User forums are already abuzz about the WRT's fan, with some poster's bemoaning its inclusion as a reliability risk while others applaud it as a reliability enhancement. What I can report is that the fan is smart and doesn't come on unless needed. The router got quite warm in the Octoscope test chamber, but when I opened the chamber to rotate the router, I never heard the fan run.

It wasn't until I ran a multi-hour stress test using four up/down IxChariot pairs and had one router sitting on a desk beside me that I noticed the fan occasionally turn on for a short while, then off again. When running, the fan was hardly noticeable in my quiet home office and again, that was with me sitting right next to it about 18" away from my ear.

What was noticeable was a strong smell when the router was running warm in the test chamber. Even though the chamber has forced cooling, the air exchange rate isn't high. I was able to detect a very faint version of the same smell (I had to put my nose right over the router) during the stress test mentioned above.

When I reported this to Linksys, here is what they said:

... that is normal.
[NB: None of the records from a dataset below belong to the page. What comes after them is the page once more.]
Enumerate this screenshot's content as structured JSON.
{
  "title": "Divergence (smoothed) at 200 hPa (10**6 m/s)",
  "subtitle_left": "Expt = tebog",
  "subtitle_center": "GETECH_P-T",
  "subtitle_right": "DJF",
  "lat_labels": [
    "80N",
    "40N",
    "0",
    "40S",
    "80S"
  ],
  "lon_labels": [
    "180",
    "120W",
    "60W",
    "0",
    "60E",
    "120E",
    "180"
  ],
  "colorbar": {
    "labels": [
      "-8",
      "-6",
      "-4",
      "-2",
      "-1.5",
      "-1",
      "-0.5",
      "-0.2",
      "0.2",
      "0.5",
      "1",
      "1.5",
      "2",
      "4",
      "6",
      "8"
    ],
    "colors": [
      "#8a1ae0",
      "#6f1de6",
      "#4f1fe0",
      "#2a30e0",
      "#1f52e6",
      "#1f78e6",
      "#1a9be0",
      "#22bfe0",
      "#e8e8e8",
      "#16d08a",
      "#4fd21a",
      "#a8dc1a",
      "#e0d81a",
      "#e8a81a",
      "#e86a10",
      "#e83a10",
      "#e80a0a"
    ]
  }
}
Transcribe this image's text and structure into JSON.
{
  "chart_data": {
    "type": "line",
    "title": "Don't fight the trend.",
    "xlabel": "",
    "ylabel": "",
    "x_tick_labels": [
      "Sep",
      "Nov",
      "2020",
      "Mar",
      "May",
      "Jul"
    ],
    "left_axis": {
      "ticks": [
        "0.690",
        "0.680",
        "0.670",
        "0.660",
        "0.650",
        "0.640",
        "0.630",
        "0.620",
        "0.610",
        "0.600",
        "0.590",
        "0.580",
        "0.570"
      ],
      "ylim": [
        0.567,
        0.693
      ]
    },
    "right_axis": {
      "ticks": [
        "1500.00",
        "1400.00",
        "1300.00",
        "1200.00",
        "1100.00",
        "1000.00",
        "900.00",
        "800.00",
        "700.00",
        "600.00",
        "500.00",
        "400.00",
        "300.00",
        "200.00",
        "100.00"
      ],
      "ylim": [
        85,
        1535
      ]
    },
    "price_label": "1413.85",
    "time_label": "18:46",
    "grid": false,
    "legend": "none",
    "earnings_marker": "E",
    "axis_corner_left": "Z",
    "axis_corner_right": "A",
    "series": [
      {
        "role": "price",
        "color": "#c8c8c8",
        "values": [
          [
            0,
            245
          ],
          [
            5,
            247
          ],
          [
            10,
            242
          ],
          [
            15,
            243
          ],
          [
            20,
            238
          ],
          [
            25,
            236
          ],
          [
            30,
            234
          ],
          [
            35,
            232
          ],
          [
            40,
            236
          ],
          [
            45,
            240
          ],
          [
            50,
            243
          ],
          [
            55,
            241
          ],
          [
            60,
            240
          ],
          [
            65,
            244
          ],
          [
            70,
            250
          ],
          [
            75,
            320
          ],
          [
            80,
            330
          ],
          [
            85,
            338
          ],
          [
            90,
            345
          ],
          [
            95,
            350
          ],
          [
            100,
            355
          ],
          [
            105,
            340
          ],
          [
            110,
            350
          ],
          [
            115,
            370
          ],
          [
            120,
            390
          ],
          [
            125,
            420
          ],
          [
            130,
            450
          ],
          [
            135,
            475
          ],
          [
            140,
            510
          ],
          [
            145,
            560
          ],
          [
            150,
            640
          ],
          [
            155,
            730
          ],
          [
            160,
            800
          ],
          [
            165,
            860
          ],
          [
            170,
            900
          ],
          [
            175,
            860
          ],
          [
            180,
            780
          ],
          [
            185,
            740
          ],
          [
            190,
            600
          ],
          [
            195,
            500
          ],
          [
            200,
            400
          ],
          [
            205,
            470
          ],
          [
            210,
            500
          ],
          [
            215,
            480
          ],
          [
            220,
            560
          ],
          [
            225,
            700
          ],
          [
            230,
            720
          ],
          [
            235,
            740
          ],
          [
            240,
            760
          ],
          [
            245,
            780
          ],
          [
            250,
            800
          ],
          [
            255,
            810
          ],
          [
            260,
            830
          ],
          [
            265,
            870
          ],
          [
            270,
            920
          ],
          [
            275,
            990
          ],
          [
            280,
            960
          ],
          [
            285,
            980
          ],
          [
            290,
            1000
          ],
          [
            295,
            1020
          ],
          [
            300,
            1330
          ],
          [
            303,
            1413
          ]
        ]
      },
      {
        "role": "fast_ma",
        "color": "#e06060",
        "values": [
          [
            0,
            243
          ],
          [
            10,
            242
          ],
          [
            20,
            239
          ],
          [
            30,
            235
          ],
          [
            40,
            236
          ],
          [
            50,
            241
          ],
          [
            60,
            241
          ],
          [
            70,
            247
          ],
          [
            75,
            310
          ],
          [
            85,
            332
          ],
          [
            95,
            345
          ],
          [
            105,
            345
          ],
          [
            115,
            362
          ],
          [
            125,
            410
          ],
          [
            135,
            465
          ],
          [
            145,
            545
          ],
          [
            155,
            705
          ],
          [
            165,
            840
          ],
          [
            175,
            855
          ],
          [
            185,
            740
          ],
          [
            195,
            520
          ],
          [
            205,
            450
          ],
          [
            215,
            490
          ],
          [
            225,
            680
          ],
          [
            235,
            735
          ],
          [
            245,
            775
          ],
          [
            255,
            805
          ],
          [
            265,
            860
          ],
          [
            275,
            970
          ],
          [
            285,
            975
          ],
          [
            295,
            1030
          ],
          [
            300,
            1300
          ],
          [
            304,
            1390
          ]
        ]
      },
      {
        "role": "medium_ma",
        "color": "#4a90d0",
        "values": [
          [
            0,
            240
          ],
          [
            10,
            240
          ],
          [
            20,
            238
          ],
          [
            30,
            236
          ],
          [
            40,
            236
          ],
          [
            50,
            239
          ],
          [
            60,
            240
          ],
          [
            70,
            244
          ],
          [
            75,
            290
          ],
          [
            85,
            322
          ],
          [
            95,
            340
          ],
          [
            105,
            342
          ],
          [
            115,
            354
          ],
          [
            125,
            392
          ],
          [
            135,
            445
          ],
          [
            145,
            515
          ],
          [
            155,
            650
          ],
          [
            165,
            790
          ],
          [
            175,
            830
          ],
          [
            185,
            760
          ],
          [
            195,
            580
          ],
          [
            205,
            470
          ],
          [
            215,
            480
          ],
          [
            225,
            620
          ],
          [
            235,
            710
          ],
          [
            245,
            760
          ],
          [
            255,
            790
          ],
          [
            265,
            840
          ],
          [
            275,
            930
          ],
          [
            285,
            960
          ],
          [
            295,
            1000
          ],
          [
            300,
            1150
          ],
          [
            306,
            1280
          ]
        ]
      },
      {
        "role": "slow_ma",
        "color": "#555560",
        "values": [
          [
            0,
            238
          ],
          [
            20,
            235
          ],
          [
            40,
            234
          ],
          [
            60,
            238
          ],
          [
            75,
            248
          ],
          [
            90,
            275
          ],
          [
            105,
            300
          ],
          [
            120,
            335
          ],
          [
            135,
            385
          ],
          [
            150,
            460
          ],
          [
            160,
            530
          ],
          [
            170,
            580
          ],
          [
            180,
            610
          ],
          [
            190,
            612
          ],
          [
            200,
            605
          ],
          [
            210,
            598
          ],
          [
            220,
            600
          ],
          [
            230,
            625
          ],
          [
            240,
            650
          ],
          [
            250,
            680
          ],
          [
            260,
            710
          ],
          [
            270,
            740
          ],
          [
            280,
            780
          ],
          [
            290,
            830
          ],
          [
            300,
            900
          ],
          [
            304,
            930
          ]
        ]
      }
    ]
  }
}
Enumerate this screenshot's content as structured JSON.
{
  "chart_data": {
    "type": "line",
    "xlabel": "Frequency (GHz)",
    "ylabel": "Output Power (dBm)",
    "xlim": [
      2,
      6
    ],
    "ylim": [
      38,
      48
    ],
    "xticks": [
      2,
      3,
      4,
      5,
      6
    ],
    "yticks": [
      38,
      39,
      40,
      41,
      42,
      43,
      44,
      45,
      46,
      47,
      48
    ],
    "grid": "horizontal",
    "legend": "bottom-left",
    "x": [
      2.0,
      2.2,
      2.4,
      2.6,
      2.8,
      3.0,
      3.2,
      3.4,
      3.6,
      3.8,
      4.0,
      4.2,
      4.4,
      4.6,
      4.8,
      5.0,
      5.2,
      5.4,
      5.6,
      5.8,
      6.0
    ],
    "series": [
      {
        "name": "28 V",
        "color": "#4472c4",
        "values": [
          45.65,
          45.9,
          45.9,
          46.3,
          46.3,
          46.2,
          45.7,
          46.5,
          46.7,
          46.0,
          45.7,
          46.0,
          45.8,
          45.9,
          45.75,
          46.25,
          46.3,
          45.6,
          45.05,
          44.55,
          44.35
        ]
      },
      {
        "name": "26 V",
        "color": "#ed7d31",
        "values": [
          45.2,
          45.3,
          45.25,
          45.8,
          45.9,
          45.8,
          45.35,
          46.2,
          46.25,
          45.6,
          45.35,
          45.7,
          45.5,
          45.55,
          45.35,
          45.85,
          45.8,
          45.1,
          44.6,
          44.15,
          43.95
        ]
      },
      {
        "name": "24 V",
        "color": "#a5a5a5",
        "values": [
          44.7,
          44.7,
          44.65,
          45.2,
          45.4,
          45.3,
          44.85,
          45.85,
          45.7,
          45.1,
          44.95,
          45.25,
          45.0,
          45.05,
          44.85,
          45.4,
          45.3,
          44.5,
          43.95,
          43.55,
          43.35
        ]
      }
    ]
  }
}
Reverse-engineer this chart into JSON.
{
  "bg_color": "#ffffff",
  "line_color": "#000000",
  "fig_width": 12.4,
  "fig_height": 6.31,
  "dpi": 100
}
It is the flux from the solder. The smell is more apparent because of the increased venting holes. This router has
been stuffed in a closed oven and baked at 40 degree C with full WLAN and WI-FI loads. It will take the beating...

There are three temperature sensors in this router. One is internal to the CPU, another is near the Wi-Fi module, and the third is near the DDR (memory). If the temperature rises to within XX°C of the junction temperature limit of any one of those components, the fan will turn on at a low speed. If the temp rises to within YY°C of the limit, then the fan speed will increase to maximum. This latter case is only likely to occur in extreme cases; we can trigger it by concurrently passing traffic on all interfaces (Wi-Fi, Ethernet, USB, eSATA) while the router is inside of a 40°C heat chamber. In most cases, the average user would not stress the router enough for the fan to turn on at all. Even if it does turn on, it would start at the low speed, which is very quiet. In many cases you would not hear it unless you place your ear next to the router.

I'll come back and add pictures once the FCC ID docs are released or someone else takes one apart.